Abstract Surface defect detection is crucial in industrial production, and due to the conveyor speed, real-time detection requires 30 to 60 Frames Per Second, which exceeds the capability of most existing methods. This demand for high FPS has driven the need for lightweight detection models. Despite significant advancements in deep learning-based detection that have enabled single-stage models such as the YOLO series to achieve relatively fast detection, existing methods still face challenges in detecting multi-scale defects and tiny defects on complex surfaces while maintaining detection speed. This study proposes a lightweight single-stage detection model called Lightweight Industrial Defect Detection Network with improved YOLO architecture for high-precision and real-time industrial defect detection. Firstly, we propose the Large Separable Kernel Spatial Pyramid Pooling module, which is a spatial pyramid pooling structure with a separable large kernel attention mechanism, significantly improving the detection rate of multi-scale defects and enhancing the detection rate of small target defects. Secondly, we improved the Backbone and Neck structure of YOLOv8n with Dual convolutional kernel Convolution and enhanced the faster implementation of Cross Stage Partial Bottleneck with 2 Convolutions (C2f) module in the Neck structure with Ghost Convolution and Decoupled Fully Connected (DFC) attention, reducing the computational and parameter overhead of the model while ensuring detection accuracy. Experimental results on the NEU-DET steel defect datasets and PCB defect datasets demonstrate that compared to YOLOv8n, LIDD-YOLO improves the recognition rate of multi-scale defects and small target defects while meeting lightweight requirements.
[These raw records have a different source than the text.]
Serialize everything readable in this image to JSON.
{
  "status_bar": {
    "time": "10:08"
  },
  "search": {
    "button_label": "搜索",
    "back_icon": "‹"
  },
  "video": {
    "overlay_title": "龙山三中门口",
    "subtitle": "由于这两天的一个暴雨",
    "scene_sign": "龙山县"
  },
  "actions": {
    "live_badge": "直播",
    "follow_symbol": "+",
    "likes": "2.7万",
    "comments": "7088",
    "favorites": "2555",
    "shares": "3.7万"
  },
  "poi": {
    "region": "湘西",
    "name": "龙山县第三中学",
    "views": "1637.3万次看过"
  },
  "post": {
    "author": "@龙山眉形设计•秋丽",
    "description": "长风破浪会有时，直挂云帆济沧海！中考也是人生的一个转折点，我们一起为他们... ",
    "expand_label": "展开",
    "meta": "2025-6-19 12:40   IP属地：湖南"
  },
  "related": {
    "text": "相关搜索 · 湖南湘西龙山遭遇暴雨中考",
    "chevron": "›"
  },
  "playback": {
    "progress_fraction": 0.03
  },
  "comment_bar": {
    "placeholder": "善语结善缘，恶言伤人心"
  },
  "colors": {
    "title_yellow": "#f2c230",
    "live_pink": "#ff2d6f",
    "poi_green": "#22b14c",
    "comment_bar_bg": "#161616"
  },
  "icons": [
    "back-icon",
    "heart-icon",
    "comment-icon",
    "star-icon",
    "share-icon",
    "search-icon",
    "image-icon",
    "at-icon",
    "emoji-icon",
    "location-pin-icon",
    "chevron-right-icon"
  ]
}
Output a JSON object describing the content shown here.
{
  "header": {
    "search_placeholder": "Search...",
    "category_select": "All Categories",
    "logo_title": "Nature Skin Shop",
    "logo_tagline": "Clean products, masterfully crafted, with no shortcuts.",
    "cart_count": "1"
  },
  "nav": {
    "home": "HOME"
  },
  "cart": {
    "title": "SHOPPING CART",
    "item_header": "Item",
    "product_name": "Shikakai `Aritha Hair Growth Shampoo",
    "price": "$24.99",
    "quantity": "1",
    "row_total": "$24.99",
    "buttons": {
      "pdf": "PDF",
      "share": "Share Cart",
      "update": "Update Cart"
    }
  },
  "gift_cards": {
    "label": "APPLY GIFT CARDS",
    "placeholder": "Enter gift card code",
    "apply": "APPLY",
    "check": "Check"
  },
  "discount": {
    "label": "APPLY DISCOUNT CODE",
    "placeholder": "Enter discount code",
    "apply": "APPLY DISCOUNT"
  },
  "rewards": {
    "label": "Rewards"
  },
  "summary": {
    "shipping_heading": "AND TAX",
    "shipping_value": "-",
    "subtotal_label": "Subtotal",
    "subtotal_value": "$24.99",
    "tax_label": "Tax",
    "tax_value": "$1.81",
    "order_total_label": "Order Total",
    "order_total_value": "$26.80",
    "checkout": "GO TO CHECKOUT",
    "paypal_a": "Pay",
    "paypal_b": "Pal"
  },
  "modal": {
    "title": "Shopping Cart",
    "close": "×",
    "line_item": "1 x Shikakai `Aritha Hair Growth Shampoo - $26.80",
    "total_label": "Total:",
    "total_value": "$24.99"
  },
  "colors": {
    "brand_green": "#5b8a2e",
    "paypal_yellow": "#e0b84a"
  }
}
LIDD-YOLO achieves a 3.2% increase in mean Average Precision (mAP) on the NEU-DET steel defect dataset, reaching 79.5%, and a 2.6% increase in mAP on the small target PCB defect dataset, reaching 93.3%. Moreover, it reduces the parameter count by 20.0% and Floating Point Operations by 15.5%, further meeting the requirements for lightweight and high-precision industrial defect detection models.